Trina and I visited the Museum yesterday. I don't think I've ever seen so many barn-sized paintings by Rubens gathered into one vast room. Gallery after gallery featured painters like Rubens and Velasquez, as well as a scattering of more modern painters. I saw two small landscapes by Bierstadt and a portrait by Robert Henri.
Disappointing, though, was the fact that a third of the paintings in one wing had been draped over with plastic dropcloths for renovations. Oddly, this wing was not closed; apparently the museum director thought the clear dropcloths permitted an acceptable view of the paintings. Imagine looking at a poor reproduction of a six-foot painting in a cheap book. A portrait by Franz Hals had the clearest piece of plastic over it, but I still couldn't see the brushwork, and that is what Hals is noted for. Frustrating, to be sure.
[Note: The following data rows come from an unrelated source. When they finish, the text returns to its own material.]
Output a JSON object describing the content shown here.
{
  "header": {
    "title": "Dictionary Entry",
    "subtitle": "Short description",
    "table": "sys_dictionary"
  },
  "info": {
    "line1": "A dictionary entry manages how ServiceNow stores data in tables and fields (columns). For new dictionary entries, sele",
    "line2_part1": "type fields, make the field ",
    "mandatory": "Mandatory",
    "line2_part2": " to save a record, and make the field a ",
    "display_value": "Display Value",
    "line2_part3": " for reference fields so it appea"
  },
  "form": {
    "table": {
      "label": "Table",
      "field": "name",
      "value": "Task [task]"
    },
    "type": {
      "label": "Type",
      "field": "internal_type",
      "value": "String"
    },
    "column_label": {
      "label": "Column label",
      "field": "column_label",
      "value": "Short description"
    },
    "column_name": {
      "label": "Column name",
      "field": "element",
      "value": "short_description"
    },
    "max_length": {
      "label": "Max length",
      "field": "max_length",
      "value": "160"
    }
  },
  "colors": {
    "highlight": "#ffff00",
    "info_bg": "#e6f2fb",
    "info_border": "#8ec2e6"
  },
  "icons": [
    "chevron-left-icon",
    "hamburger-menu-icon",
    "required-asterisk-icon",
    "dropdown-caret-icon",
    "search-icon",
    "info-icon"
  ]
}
One of the most stunning works was a full-length portrait of Marie Antoinette in pastel by Louise-Elisabeth Vigée-Lebrun (1755-1842.) The wall placard didn't give the portrait's dimensions, but I reckoned it to be 8 feet by 5. A close look at the painting showed that, at some point in the past, it had been ripped into three pieces and suffered two serious punctures. (Perhaps by mobs during the French Revolution? Vigée-Lebrun was able to flee to Italy, but Marie Antoinette was not so lucky.) Pastel dust dotted the inside of the glazing, along with a conservator's beard hair.
But despite these failings, the pastel is phenomenal. Pastel seems to be a better medium for presenting the illusion of flesh than oil. The surrounding oil portraits, all by other artists, glistened unnaturally; the pastel represented the soft, inner glow of skin more successfully.